Five outs away from the pennant, a raucous crowd of 42,386 at Wrigley Field actually booed star manager Joe Maddon when he walked out to the mound to take the ball from Kyle and bring in closer Aroldis Chapman. Kyle, the silent assassin, did briefly raise his hand to acknowledge the standing ovation before descending the dugout steps. 

After a 5-0 win, Kyle stood in roughly the same spot with Nike goggles on his head and finally looked a little rattled, his body shivering and teeth chattering in the cold, his Cubs gear soaked from the champagne-and-beer celebration.

“It’s always been an uphill climb for me, honestly,” Kyle said. “But that really has nothing to do with getting guys out. My focus from Day 1 – even when I was young, high school, college, all the way up until now – all it’s been is trying to make good pitches. 

“And as we moved up, you just saw that good pitches get good hitters out.” 

At a time when the game is obsessed with velocity and showing off for the radar gun, Kyle knows how to pitch, putting the ball where he wants when he wants, avoiding the hot zones that lead to trouble, mixing his changeups, fastballs and curveball in an unpredictable way that takes advantage of the team’s intricate scouting system and keeps hitters completely off-balance.

“Kyle didn’t even give them any air or any hope,” general manager Jed Hoyer said.

Amid the celebration, scouting/player-development chief Jason McLeod spotted Kyle’s dad and yelled at John: “You f------ called it!” John – who once worked in the Angels ticket office and as a golf pro in Southern California – had moved to Chicago two years ago to work for his good friend’s limo company and watch his son pitch at Wrigley Field. John had told McLeod that Kyle would one day help the Cubs win a championship.

“That was one of the best pitching performances I’ve ever seen,” McLeod said. “Ever.”

[SHOP: Buy a "Try Not to Suck" shirt with proceeds benefiting Joe Maddon's Respect 90 Foundation & other Cubs Charities] 

The media framed Kyle as The Other Pitcher, even though he won the ERA title this season, with all the pregame buzz surrounding Kershaw, the three-time Cy Young Award winner and 2014 NL MVP. Except Kershaw gave up five runs and got knocked out after five innings, while Kyle only gave up two singles to the 23 batters he faced, finishing with six strikeouts against zero walks and looking like he had even more left in the tank at 88 pitches.

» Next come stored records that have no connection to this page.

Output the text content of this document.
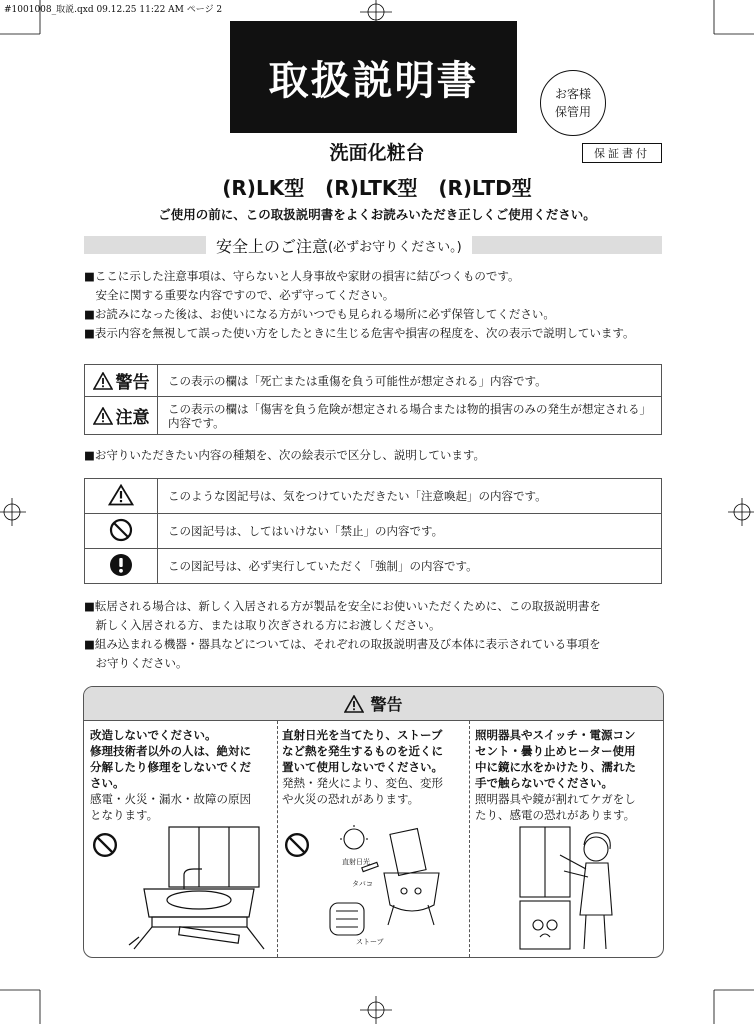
#1001008_取説.qxd 09.12.25 11:22 AM ページ 2
取扱説明書	お客様
保管用
保証書付
洗面化粧台
(R)LK型 (R)LTK型 (R)LTD型
ご使用の前に、この取扱説明書をよくお読みいただき正しくご使用ください。
安全上のご注意 (必ずお守りください。)
■ここに示した注意事項は、守らないと人身事故や家財の損害に結びつくものです。
　安全に関する重要な内容ですので、必ず守ってください。
■お読みになった後は、お使いになる方がいつでも見られる場所に必ず保管してください。
■表示内容を無視して誤った使い方をしたときに生じる危害や損害の程度を、次の表示で説明しています。
警告	この表示の欄は「死亡または重傷を負う可能性が想定される」内容です。

注意	この表示の欄は「傷害を負う危険が想定される場合または物的損害のみの発生が想定される」内容です。
■お守りいただきたい内容の種類を、次の絵表示で区分し、説明しています。
	このような図記号は、気をつけていただきたい「注意喚起」の内容です。
	この図記号は、してはいけない「禁止」の内容です。
	この図記号は、必ず実行していただく「強制」の内容です。
■転居される場合は、新しく入居される方が製品を安全にお使いいただくために、この取扱説明書を
　新しく入居される方、または取り次ぎされる方にお渡しください。
■組み込まれる機器・器具などについては、それぞれの取扱説明書及び本体に表示されている事項を
　お守りください。
警告
改造しないでください。
修理技術者以外の人は、絶対に
分解したり修理をしないでくだ
さい。
感電・火災・漏水・故障の原因
となります。
直射日光を当てたり、ストーブ
など熱を発生するものを近くに
置いて使用しないでください。
発熱・発火により、変色、変形
や火災の恐れがあります。
直射日光
タバコ
ストーブ
照明器具やスイッチ・電源コン
セント・曇り止めヒーター使用
中に鏡に水をかけたり、濡れた
手で触らないでください。
照明器具や鏡が割れてケガをし
たり、感電の恐れがあります。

“It was incredible,” Ben Zobrist said. “That was the easiest postseason game we’ve had yet and it was the clincher to go to the World Series. 

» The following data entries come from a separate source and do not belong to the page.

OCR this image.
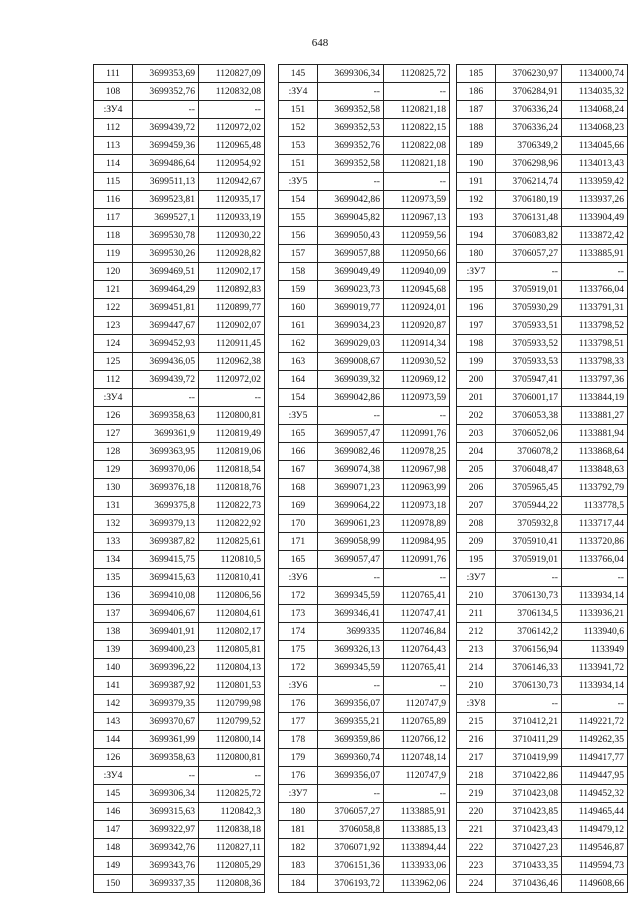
648
111	3699353,69	1120827,09
108	3699352,76	1120832,08
:ЗУ4	--	--
112	3699439,72	1120972,02
113	3699459,36	1120965,48
114	3699486,64	1120954,92
115	3699511,13	1120942,67
116	3699523,81	1120935,17
117	3699527,1	1120933,19
118	3699530,78	1120930,22
119	3699530,26	1120928,82
120	3699469,51	1120902,17
121	3699464,29	1120892,83
122	3699451,81	1120899,77
123	3699447,67	1120902,07
124	3699452,93	1120911,45
125	3699436,05	1120962,38
112	3699439,72	1120972,02
:ЗУ4	--	--
126	3699358,63	1120800,81
127	3699361,9	1120819,49
128	3699363,95	1120819,06
129	3699370,06	1120818,54
130	3699376,18	1120818,76
131	3699375,8	1120822,73
132	3699379,13	1120822,92
133	3699387,82	1120825,61
134	3699415,75	1120810,5
135	3699415,63	1120810,41
136	3699410,08	1120806,56
137	3699406,67	1120804,61
138	3699401,91	1120802,17
139	3699400,23	1120805,81
140	3699396,22	1120804,13
141	3699387,92	1120801,53
142	3699379,35	1120799,98
143	3699370,67	1120799,52
144	3699361,99	1120800,14
126	3699358,63	1120800,81
:ЗУ4	--	--
145	3699306,34	1120825,72
146	3699315,63	1120842,3
147	3699322,97	1120838,18
148	3699342,76	1120827,11
149	3699343,76	1120805,29
150	3699337,35	1120808,36
145	3699306,34	1120825,72
:ЗУ4	--	--
151	3699352,58	1120821,18
152	3699352,53	1120822,15
153	3699352,76	1120822,08
151	3699352,58	1120821,18
:ЗУ5	--	--
154	3699042,86	1120973,59
155	3699045,82	1120967,13
156	3699050,43	1120959,56
157	3699057,88	1120950,66
158	3699049,49	1120940,09
159	3699023,73	1120945,68
160	3699019,77	1120924,01
161	3699034,23	1120920,87
162	3699029,03	1120914,34
163	3699008,67	1120930,52
164	3699039,32	1120969,12
154	3699042,86	1120973,59
:ЗУ5	--	--
165	3699057,47	1120991,76
166	3699082,46	1120978,25
167	3699074,38	1120967,98
168	3699071,23	1120963,99
169	3699064,22	1120973,18
170	3699061,23	1120978,89
171	3699058,99	1120984,95
165	3699057,47	1120991,76
:ЗУ6	--	--
172	3699345,59	1120765,41
173	3699346,41	1120747,41
174	3699335	1120746,84
175	3699326,13	1120764,43
172	3699345,59	1120765,41
:ЗУ6	--	--
176	3699356,07	1120747,9
177	3699355,21	1120765,89
178	3699359,86	1120766,12
179	3699360,74	1120748,14
176	3699356,07	1120747,9
:ЗУ7	--	--
180	3706057,27	1133885,91
181	3706058,8	1133885,13
182	3706071,92	1133894,44
183	3706151,36	1133933,06
184	3706193,72	1133962,06
185	3706230,97	1134000,74
186	3706284,91	1134035,32
187	3706336,24	1134068,24
188	3706336,24	1134068,23
189	3706349,2	1134045,66
190	3706298,96	1134013,43
191	3706214,74	1133959,42
192	3706180,19	1133937,26
193	3706131,48	1133904,49
194	3706083,82	1133872,42
180	3706057,27	1133885,91
:ЗУ7	--	--
195	3705919,01	1133766,04
196	3705930,29	1133791,31
197	3705933,51	1133798,52
198	3705933,52	1133798,51
199	3705933,53	1133798,33
200	3705947,41	1133797,36
201	3706001,17	1133844,19
202	3706053,38	1133881,27
203	3706052,06	1133881,94
204	3706078,2	1133868,64
205	3706048,47	1133848,63
206	3705965,45	1133792,79
207	3705944,22	1133778,5
208	3705932,8	1133717,44
209	3705910,41	1133720,86
195	3705919,01	1133766,04
:ЗУ7	--	--
210	3706130,73	1133934,14
211	3706134,5	1133936,21
212	3706142,2	1133940,6
213	3706156,94	1133949
214	3706146,33	1133941,72
210	3706130,73	1133934,14
:ЗУ8	--	--
215	3710412,21	1149221,72
216	3710411,29	1149262,35
217	3710419,99	1149417,77
218	3710422,86	1149447,95
219	3710423,08	1149452,32
220	3710423,85	1149465,44
221	3710423,43	1149479,12
222	3710427,23	1149546,87
223	3710433,35	1149594,73
224	3710436,46	1149608,66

“He’s just so good, so mature for his age. He just has a knack to put the ball where he needs to. He’s smart and he’s clutch. He deserves to win the Cy Young this year.”

Where Kershaw’s presence loomed over the entire playoffs, Kyle has always been underestimated, coming into this season as a fourth or fifth starter with something to prove, and even he didn’t see all this coming. But big-game pitchers can come in all shapes and sizes and don’t have to throw 97 mph. 

“He wants the ball,” John said. “Every big game – I don’t care if it was Little League or wherever – he wants the ball. Plain and simple, (he’ll) get the job done.”